Foto: picture-alliance/dpa/O. Berg
Seja divertido!
…Mas, por favor, sem aprender piadas de cor: "Uma pessoa que está sempre atrás de anedotas e mostra que as aprendeu para agradar ao grupo conseguirá ser divertida somente por pouco tempo e vai interessar a poucos. O verdadeiro humor e a genuína pilhéria não podem ser forçados, mas funcionam como a presença de um ser celestial, que desencadeia prazer, afabilidade e veneração."

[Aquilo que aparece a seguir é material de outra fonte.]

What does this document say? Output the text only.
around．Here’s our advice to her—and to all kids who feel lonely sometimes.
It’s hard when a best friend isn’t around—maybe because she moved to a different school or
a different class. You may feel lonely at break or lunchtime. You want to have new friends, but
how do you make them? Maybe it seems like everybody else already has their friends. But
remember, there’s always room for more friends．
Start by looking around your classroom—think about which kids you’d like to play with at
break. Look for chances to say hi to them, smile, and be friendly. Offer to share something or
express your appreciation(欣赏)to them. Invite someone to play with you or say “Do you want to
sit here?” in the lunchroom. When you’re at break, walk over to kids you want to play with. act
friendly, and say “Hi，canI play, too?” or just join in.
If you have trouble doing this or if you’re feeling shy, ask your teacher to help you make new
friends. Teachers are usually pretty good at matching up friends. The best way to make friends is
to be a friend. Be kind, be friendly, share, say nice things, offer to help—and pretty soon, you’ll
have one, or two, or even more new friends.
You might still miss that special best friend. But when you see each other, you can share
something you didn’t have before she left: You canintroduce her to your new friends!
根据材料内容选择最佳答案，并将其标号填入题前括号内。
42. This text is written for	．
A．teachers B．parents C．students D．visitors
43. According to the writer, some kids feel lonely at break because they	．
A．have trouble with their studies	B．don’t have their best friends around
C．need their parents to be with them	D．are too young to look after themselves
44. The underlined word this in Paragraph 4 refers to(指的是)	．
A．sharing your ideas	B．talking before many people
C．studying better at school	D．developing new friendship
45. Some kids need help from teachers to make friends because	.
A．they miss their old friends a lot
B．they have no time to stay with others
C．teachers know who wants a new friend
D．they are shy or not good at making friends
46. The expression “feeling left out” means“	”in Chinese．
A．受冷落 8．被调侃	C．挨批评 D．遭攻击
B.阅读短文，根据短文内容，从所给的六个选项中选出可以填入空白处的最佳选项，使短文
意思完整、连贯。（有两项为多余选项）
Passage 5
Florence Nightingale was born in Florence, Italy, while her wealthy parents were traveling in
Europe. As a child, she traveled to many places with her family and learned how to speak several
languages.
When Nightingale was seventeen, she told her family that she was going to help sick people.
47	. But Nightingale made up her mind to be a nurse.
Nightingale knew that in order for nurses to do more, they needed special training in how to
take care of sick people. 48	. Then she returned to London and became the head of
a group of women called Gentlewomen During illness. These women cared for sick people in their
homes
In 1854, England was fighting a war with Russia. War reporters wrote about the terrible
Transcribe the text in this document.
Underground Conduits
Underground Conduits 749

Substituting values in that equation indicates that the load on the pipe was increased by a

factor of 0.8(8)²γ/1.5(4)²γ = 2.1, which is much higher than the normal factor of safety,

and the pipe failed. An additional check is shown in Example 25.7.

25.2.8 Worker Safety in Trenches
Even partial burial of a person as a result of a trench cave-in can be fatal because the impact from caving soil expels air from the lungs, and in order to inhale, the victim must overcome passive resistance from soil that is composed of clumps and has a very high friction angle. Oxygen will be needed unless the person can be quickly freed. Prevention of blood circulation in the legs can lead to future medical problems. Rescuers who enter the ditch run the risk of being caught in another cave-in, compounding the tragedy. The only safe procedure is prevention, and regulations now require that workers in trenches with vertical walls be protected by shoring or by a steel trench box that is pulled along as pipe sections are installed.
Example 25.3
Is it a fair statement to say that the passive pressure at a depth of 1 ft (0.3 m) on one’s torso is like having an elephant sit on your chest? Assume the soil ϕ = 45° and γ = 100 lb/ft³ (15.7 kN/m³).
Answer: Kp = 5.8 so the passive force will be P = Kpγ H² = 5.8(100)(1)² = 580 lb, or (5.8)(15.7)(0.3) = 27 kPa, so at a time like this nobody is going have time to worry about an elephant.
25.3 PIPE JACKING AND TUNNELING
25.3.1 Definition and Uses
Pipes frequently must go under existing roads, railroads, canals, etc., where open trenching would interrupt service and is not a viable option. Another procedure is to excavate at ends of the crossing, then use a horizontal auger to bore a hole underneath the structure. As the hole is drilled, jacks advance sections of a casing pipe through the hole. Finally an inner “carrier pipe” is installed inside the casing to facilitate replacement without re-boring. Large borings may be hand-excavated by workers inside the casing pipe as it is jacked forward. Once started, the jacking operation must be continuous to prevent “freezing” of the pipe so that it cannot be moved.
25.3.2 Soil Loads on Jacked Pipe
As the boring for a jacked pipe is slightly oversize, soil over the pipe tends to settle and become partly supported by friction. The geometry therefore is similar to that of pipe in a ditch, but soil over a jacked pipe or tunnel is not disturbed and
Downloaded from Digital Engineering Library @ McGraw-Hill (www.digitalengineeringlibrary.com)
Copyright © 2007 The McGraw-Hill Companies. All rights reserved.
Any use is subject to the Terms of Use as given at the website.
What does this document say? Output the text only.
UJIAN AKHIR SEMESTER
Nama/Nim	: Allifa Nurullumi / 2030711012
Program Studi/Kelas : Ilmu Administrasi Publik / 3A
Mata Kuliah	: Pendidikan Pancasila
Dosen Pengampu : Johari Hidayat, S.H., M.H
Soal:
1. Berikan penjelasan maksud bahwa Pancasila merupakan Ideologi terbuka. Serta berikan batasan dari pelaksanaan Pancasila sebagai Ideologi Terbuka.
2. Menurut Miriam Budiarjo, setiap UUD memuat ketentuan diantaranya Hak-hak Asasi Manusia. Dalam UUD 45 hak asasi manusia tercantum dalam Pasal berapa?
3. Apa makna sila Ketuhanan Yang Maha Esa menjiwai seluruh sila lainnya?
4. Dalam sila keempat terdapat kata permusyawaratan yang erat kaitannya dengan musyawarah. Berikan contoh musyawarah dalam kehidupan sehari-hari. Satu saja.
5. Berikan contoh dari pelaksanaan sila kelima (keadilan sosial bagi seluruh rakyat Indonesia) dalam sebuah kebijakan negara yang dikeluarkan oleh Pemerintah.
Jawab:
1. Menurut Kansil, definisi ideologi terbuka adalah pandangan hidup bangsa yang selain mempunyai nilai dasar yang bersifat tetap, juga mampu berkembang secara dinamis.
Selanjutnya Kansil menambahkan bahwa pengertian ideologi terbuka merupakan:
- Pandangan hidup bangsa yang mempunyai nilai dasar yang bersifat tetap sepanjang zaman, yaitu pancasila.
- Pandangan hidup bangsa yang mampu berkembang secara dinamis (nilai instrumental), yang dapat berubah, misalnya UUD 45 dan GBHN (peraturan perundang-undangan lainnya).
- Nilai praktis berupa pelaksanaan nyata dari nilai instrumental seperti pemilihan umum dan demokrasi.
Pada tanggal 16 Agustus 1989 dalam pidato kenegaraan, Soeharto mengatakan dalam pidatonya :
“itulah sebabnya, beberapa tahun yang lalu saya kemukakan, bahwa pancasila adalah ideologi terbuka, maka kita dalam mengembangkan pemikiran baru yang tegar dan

Foto: Fotolia/Peter Atkins
Nada de fofocas
"Você viu aquele vestido?" Se você quiser falar mal, ao menos o faça discretamente, advertiu Knigge em 1788: "Se você quiser conversar com seu amigo sobre alguém que está presente num evento social, considere que sussurrar no ouvido é indecente e tenha ao menos cautela em não olhar para a pessoa enquanto você está fofocando sobre ela."
Foto: Fotolia/rico287
Não elogie demais jovens talentos
Se, durante uma festa, você se depara com um jovem talento, Knigge aconselha a escolher as palavras cuidadosamente: "Encoraje o jovem artista com aplausos modestos, mas nunca o bajule nem o elogie demasiadamente, pois isso estraga a maioria deles." Em seu guia de 1788, Knigge escreveu um capítulo inteiro sobre como lidar com estudiosos e artistas.
Foto: Imago/View Stock
Uma festa não é uma coletiva de imprensa
Num evento social, as celebridades e políticos presentes esperam ser capaz de desfrutar o seu champanhe, sem ser entrevistados agressivamente por jornalistas. O conselho de Knigge nesse assunto é que se devem evitar temas sérios em tais ocasiões: "Em locais onde as pessoas se encontram para se divertir, não converse sobre assuntos domésticos, muito menos sobre coisas vexatórias."